# van camping in eugene



## blu beard (Apr 5, 2018)

we’ve been floating around Eugene and Oregon in general for the last few weeks but finally decided to stick around Eugene for a few weeks or months while I get a job (veggie cook by trade). we’ve found spots to sleep every night, some better than others, but none that felt safe, as in safe from being rolled up on and asked to leave by the coppers..

any suggestions or reputable spots for sleeping in a van around Eugene? we don’t mind sleeping around other vans as long as there’s not a lot of drama, I guess that’s our only requirement. other pros are clean sites, sites away from the city and light pollution, and sites not next to noisy ass train tracks (picked a poor spot the other night and woke up every 90 minutes thanks to train honkins). 

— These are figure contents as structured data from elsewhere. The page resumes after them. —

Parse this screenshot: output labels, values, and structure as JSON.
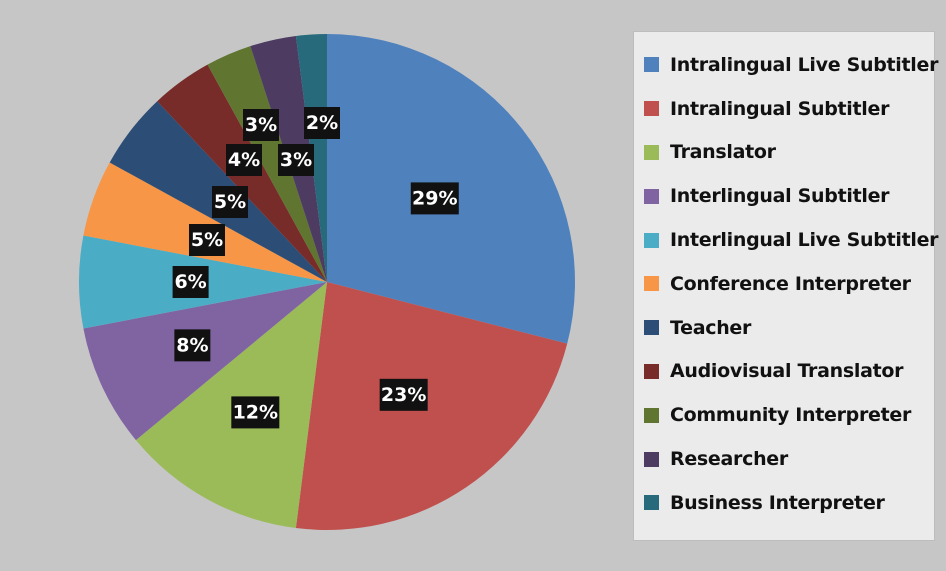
{
  "chart_data": {
    "type": "pie",
    "start_angle_deg": 0,
    "direction": "clockwise",
    "legend_position": "right",
    "slices": [
      {
        "name": "Intralingual Live Subtitler",
        "value": 29,
        "label": "29%",
        "color": "#4f81bd"
      },
      {
        "name": "Intralingual Subtitler",
        "value": 23,
        "label": "23%",
        "color": "#c0504d"
      },
      {
        "name": "Translator",
        "value": 12,
        "label": "12%",
        "color": "#9bbb59"
      },
      {
        "name": "Interlingual Subtitler",
        "value": 8,
        "label": "8%",
        "color": "#8064a2"
      },
      {
        "name": "Interlingual Live Subtitler",
        "value": 6,
        "label": "6%",
        "color": "#4bacc6"
      },
      {
        "name": "Conference Interpreter",
        "value": 5,
        "label": "5%",
        "color": "#f79646"
      },
      {
        "name": "Teacher",
        "value": 5,
        "label": "5%",
        "color": "#2c4d75"
      },
      {
        "name": "Audiovisual Translator",
        "value": 4,
        "label": "4%",
        "color": "#772c2a"
      },
      {
        "name": "Community Interpreter",
        "value": 3,
        "label": "3%",
        "color": "#5f7530"
      },
      {
        "name": "Researcher",
        "value": 3,
        "label": "3%",
        "color": "#4d3b62"
      },
      {
        "name": "Business Interpreter",
        "value": 2,
        "label": "2%",
        "color": "#276a7c"
      }
    ]
  }
}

any and all information welcome and appreciated!


----------



## blu beard (Apr 7, 2018)

*buckles under the weight of incoming information*


----------



## jimi (May 4, 2018)

It's been a few years and I'm not sure if it's still chill since the tweaker situation keeps getting worse and worse, but I've parked in Glenwood at night without being bothered. Wouldn't leave my van unattended out there in most cases though. How far out of town do you wanna be?


----------



## Solidaridog (May 8, 2018)

Even though it's close to the tracks, street parking near the Wandering Goat has never failed me. IMO its definitely worth buying earplugs. Its a good spot to meet punks and other folks who are on the road/ have been in the past, you can park up closer to the the river if you want a bit more quiet, and I've generally been left alone even though it's residential.


----------



## WanderingDao (May 12, 2018)

According to my currently RTing friends in Eugene, the cops generally will leave you alone as long as you move every day and don't cause trouble. Most of the permanent RTers park in the Whit (around Wandering Goat), or near the REI, or on the residential streets West of Downtown.


----------



## Dayoldpizza (May 27, 2018)

Aah eugene, such easy camoing in the city, followed by relentless homebums, beat up rvs and seasonal allergies. 
Alton baker park usually is a no problem parking spot, by the fallafel course they have a st. Vinny de paul sposored rv van area for registered people. Across the parking lot generally where i park is close to thd restrooms 50 yards or so away. Late night shennanigans can happen. West 11th walmart, the street directly behind, not only has a huge bum camp, but also easy accessible parking with no sinage stating to move. 
The wandering goat/whittiker area is ideal aswell but can be loud, the willamette park with the rose garden by spencers butte is always seasonably perfect. Springfield is just as easy. 
As everyone prior stated, clean up and you will be fine. 
For the spots that are quiet in eug, thats a toss up, if you head south one exit from the university on the 5, the first gas station has always been a easy go to for me ... Just when i want privacy.


----------



## Rhubarb Dwyer (May 28, 2018)

All of those suggestions are perfect. The Whit, particularly near the Goat, is kind of an historic anarchist stronghold. This time of year, you'll find many motherfuckers camped all around you. 
Get used to the trains. It's worth being there. 
Go get some coffee early morning and meet a bunch of loony bitches.
Also, if you need it, there are tons of free meals in town everyday.


----------



## Dayoldpizza (May 28, 2018)

Don't forget the saturday market ,drum circle, broadway and willamette 1 am bar scene chaos, wow hall hangs, 5$ buckets of day old voodoo donuts AND you keep the bucket ... The food bank north eugene by rosevelt 4 corners gives dank options, bring your own boxes!
Florence has a great community aswell if you can stand the elderly and cops, slow days, bad wifi at the library .the south jetty at the very end you can park on right on the water line and camp for free. Its tecnically not the camping area. Or head up to freddies and parking lot camp . . .
The 126 east of venetta has a lot of pull offs and a great selection of creek river run offs to enjoy. Plus the venetta cannabis club always has a 1/4 for 25 bucks!


----------